Given that $y = tx^2 + 8x + 10 - t$ find the range of values of $t$ for which $y$ is always positive.

2. The answer depends on both $t$ and $x$.

$tx^2 + 8x + 10 - t > 0$

Isolating the variable $t$ produces

$tx^2 - t > -8x - 10$

$\iff t(x^2 - 1) > -8x - 10$

$\iff t > \dfrac{-8x - 10}{x^2 - 1}$ if $x^2 - 1 > 0$ or $t < \dfrac{-8x - 10}{x^2 - 1}$ if $x^2 - 1 < 0$

3. Originally Posted by Ilsa
Given that $y = tx^2 + 8x + 10 - t$ find the range of values of $t$ for which $y$ is always positive.

For any $t\neq 0$ express

$y(x)=\ldots=t\left(x+\dfrac{4}{t}\right)^2-\dfrac{16}{t}+10-t$

We have to find only values of $t>0$ (why?). For $t>0$ , $y(x)> 0$ for all $x\in\mathbb{R}$ iff

$y(-4/t)=-\dfrac{16}{t}+10-t>0$

Now, solve the last inequality on $t$ .

4. Originally Posted by Ilsa
Given that $y = tx^2 + 8x + 10 - t$ find the range of values of $t$ for which $y$ is always positive.
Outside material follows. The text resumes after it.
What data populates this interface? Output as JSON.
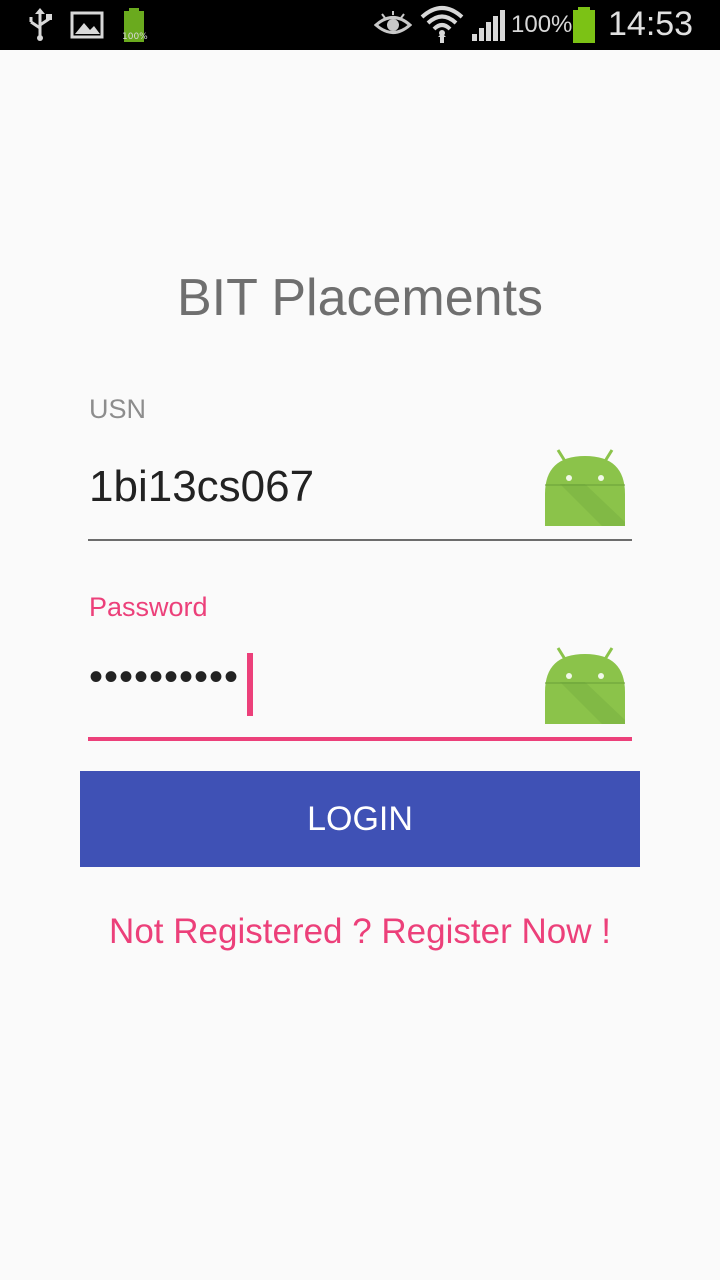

First for y to always be positive the parabola must open up this means that
$y=ax^2+bx+c$

$a =t > 0$ so we can divide by $t$

Now we know that the vertex will be the lowest point and it occurs at

$x=-\frac{b}{2a}=\frac{-8}{2t}=\frac{-4}{t}$

Now if we put this back into the equation we want to solve

$\displaystyle y > 0 \iff t\left( \frac{-4}{t}\right)^2+8\left( \frac{-4}{t}\right)+10-t >0 \iff t^2-10t+16 <0$

We can reduce to this because we already know that $t > 0$

so the inequality is preserved.

Here is a fun animation

5. How dull of me not to realize $y > 0 \iff t > 0$ (or clever of you to realize so).

6. Originally Posted by NOX Andrew
The answer depends on both $t$ and $x$.
It seems clear that $t$ is a parameter and $x$ the variable i.e. the question should be:

Find all values of $t\in\mathbb{R}$ such that $y_t(x)=tx^2+8x+10-t> 0$ for all $x\in\mathbb{R}$ .